A lista é encabeçada pelo prefeito Rafael Greca (DEM), que já manifestou a intenção de concorrer à reeleição. Greca tem entre seus trunfos a boa avaliação de sua gestão. Pesquisa IRG divulgada no último dia 16 aponta que 60,% dos entrevistados disseram aprovar a gestão do atual prefeito, contra 37,4% que a reprovam.

O secretário de Estado da Justiça, Trabalho e Família e deputado federal licenciado, Ney Leprevost (PSD) é outro nome apontado entre os mais competitivos. Ele leva a vantagem de integrar o partido do governador Ratinho Júnior, e o “background” da última eleição, em 2016, quando surpreendeu ao ir para o 2º turno, tirando o então prefeito Gustavo Fruet (PDT) da fase final da disputa. Leprevost acabou derrotado, mas terminou a eleição com mais de 400 mil votos, ou 46% dos votos válidos.

Apesar de ainda não ter assumido publicamente a intenção de entrar novamente na disputa, Fruet também é cotado como nome certo para a eleição deste ano. O ex-prefeito tem usado as redes sociais para criticar a gestão do sucessor, o que sinaliza o desejo de tentar uma revanche para voltar ao cargo.
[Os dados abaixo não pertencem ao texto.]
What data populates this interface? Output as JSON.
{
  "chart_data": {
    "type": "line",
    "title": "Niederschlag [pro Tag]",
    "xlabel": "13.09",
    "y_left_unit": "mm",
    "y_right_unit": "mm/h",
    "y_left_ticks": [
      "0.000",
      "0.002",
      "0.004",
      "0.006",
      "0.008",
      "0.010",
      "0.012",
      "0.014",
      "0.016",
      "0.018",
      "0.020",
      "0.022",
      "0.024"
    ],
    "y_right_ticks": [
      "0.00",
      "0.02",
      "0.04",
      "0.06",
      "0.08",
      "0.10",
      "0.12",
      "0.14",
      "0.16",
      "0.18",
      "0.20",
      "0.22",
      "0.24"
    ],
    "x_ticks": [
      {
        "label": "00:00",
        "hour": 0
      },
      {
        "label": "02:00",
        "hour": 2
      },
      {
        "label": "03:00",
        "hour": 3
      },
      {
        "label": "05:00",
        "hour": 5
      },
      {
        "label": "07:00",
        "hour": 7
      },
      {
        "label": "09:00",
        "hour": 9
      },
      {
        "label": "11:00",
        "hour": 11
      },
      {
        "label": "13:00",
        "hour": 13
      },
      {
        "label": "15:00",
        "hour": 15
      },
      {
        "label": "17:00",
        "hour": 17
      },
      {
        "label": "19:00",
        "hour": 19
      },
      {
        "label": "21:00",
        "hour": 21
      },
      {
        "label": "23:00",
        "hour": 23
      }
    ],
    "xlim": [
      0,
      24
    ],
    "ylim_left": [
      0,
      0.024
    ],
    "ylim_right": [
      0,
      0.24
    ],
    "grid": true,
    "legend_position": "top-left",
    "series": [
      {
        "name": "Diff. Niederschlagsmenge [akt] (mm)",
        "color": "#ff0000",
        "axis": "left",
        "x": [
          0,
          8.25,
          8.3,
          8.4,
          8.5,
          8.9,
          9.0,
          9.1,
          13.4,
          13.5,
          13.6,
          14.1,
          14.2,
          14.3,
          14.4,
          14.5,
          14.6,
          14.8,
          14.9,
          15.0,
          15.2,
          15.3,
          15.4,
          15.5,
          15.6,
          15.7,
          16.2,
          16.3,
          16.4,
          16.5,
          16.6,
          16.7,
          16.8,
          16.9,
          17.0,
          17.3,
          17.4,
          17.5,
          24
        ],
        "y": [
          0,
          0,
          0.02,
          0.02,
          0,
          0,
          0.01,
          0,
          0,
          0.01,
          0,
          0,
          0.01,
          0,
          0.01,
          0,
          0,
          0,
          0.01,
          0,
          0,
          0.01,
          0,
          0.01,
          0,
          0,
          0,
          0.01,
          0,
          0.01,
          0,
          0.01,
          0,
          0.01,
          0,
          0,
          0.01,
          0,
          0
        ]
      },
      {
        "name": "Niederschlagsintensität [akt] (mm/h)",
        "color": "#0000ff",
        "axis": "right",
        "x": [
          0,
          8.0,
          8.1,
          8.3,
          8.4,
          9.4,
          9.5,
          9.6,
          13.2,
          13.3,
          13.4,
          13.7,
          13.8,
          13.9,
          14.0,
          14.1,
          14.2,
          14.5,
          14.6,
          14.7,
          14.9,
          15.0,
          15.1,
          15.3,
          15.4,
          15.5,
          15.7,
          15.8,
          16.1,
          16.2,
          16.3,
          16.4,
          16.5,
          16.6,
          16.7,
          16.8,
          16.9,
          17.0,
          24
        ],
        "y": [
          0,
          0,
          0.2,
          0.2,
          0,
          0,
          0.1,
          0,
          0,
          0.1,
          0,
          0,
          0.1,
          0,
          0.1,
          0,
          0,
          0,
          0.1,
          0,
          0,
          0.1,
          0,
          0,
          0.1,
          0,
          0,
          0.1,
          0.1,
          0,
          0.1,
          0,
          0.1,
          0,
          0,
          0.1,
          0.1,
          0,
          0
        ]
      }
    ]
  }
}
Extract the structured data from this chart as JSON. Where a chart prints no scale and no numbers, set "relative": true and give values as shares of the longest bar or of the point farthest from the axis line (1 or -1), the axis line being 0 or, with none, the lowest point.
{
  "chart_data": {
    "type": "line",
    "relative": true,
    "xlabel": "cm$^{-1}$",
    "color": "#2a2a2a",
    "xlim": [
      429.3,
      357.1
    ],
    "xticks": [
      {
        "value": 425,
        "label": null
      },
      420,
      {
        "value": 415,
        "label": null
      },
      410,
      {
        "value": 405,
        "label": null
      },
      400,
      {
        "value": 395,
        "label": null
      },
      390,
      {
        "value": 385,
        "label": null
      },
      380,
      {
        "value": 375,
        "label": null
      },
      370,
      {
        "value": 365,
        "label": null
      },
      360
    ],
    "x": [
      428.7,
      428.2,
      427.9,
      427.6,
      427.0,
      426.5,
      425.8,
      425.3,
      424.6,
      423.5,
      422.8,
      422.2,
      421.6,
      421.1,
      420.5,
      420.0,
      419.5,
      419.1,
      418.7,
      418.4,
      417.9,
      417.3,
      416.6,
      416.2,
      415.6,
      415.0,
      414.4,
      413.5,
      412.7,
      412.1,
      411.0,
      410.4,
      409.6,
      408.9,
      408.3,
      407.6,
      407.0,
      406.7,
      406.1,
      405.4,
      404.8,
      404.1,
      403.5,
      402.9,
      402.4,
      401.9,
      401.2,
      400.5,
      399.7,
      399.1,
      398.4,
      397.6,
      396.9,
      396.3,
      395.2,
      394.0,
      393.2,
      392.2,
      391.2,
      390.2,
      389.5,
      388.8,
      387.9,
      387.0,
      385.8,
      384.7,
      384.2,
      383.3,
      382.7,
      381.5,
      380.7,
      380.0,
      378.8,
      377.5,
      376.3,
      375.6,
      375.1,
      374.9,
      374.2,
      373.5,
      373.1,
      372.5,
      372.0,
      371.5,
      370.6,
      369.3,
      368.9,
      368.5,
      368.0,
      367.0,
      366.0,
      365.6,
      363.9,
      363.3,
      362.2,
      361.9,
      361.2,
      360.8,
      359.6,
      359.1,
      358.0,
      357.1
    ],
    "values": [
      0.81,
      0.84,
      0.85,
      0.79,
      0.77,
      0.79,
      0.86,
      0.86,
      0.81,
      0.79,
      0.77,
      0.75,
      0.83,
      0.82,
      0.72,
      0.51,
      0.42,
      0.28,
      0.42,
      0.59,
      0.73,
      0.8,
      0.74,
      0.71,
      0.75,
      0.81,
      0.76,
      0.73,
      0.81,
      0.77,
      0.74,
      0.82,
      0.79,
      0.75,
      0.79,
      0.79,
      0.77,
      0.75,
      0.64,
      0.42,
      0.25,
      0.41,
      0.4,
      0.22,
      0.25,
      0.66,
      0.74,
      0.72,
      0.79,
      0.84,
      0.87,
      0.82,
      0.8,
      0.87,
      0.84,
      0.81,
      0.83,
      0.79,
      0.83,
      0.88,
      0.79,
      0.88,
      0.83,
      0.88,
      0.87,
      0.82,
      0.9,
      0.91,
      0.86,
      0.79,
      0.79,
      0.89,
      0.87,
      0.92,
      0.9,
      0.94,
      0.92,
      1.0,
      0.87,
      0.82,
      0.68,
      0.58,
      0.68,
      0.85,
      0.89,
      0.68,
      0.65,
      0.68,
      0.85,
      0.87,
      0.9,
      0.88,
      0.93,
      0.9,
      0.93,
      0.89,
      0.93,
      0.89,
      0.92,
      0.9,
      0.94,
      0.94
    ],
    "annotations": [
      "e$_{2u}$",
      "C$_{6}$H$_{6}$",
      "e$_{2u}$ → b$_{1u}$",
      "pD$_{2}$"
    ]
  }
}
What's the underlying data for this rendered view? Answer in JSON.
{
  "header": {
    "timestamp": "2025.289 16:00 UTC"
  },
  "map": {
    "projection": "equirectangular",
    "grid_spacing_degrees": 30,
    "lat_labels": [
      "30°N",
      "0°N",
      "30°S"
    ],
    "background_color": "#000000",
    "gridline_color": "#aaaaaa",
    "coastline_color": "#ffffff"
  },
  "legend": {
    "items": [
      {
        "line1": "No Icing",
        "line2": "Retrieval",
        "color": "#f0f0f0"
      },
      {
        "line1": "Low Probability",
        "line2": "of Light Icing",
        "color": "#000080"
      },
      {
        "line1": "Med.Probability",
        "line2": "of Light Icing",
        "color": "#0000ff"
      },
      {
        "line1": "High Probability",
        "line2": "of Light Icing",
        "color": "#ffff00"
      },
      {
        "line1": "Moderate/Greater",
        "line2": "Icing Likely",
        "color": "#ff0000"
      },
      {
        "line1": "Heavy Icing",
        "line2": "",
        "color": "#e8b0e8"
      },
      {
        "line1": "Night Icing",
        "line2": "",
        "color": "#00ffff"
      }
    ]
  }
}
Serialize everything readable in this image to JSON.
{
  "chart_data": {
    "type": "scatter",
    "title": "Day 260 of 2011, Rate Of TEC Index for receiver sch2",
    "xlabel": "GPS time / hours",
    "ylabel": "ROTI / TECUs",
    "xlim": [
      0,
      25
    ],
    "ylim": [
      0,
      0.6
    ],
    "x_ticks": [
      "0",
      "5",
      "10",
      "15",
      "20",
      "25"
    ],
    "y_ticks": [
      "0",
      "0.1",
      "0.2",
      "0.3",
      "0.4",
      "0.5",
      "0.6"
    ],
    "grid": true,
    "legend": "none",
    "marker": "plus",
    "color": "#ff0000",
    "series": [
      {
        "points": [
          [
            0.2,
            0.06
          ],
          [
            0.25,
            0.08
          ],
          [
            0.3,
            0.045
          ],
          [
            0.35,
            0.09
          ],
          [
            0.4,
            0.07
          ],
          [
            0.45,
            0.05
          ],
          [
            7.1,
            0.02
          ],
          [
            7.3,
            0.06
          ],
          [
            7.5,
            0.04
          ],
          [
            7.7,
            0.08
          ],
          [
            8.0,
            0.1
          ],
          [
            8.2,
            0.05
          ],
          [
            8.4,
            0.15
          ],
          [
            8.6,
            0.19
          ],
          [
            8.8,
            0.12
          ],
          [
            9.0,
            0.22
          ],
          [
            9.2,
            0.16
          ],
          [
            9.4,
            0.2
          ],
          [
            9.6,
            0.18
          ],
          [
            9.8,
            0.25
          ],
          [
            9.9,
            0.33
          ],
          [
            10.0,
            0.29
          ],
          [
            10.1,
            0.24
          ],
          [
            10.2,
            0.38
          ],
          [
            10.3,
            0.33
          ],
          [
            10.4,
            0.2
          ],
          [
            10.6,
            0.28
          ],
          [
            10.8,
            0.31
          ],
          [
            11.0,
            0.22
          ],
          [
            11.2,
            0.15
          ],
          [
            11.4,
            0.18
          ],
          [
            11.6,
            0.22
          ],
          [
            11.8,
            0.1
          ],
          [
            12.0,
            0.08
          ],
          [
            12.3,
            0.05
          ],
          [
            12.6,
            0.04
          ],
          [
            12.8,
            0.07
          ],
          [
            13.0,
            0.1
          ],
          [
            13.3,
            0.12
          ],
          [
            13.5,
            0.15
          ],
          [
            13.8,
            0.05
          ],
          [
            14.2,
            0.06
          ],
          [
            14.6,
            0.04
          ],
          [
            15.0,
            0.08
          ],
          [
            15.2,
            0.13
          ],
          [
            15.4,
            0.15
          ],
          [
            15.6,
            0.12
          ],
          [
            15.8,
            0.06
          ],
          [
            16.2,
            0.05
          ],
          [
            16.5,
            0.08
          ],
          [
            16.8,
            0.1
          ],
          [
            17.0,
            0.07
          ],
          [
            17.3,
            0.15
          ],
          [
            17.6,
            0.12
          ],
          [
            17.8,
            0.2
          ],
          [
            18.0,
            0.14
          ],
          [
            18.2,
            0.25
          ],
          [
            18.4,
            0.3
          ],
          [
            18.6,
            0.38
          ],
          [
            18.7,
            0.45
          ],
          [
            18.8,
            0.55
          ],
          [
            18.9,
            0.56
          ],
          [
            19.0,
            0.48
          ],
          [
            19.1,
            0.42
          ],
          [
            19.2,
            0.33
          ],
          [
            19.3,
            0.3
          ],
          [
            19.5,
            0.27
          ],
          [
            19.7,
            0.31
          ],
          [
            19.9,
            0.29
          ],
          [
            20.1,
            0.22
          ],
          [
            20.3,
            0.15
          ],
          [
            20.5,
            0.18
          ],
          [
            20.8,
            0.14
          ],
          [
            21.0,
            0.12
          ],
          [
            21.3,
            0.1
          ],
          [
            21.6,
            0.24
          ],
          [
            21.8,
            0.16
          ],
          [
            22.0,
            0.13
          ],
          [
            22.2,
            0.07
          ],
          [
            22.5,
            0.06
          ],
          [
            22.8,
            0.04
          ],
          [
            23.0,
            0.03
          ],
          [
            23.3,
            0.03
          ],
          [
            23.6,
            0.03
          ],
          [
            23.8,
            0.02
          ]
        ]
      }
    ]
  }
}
Fruet, porém, terá que disputar a vaga de candidato do PDT com o deputado estadual Goura, que já se colocou como pré-candidato.

Bolsonarismo – O deputado estadual Fernando Francischini (PSL) também aparece nas listas dos institutos de pesquisa como um dos nomes fortes para a eleição na Capital. Entre seus trunfos está a votação recorde para a Assembleia Legislativa, em 2018, quando fez mais de 400 mil votos, impulsionado pela onda que elegeu Jair Bolsonaro para a presidência. A saída de Bolsonaro do PSLpode deixar Francischini sem seu potencial maior cabo eleitoral, dividindo os setores mais à direita.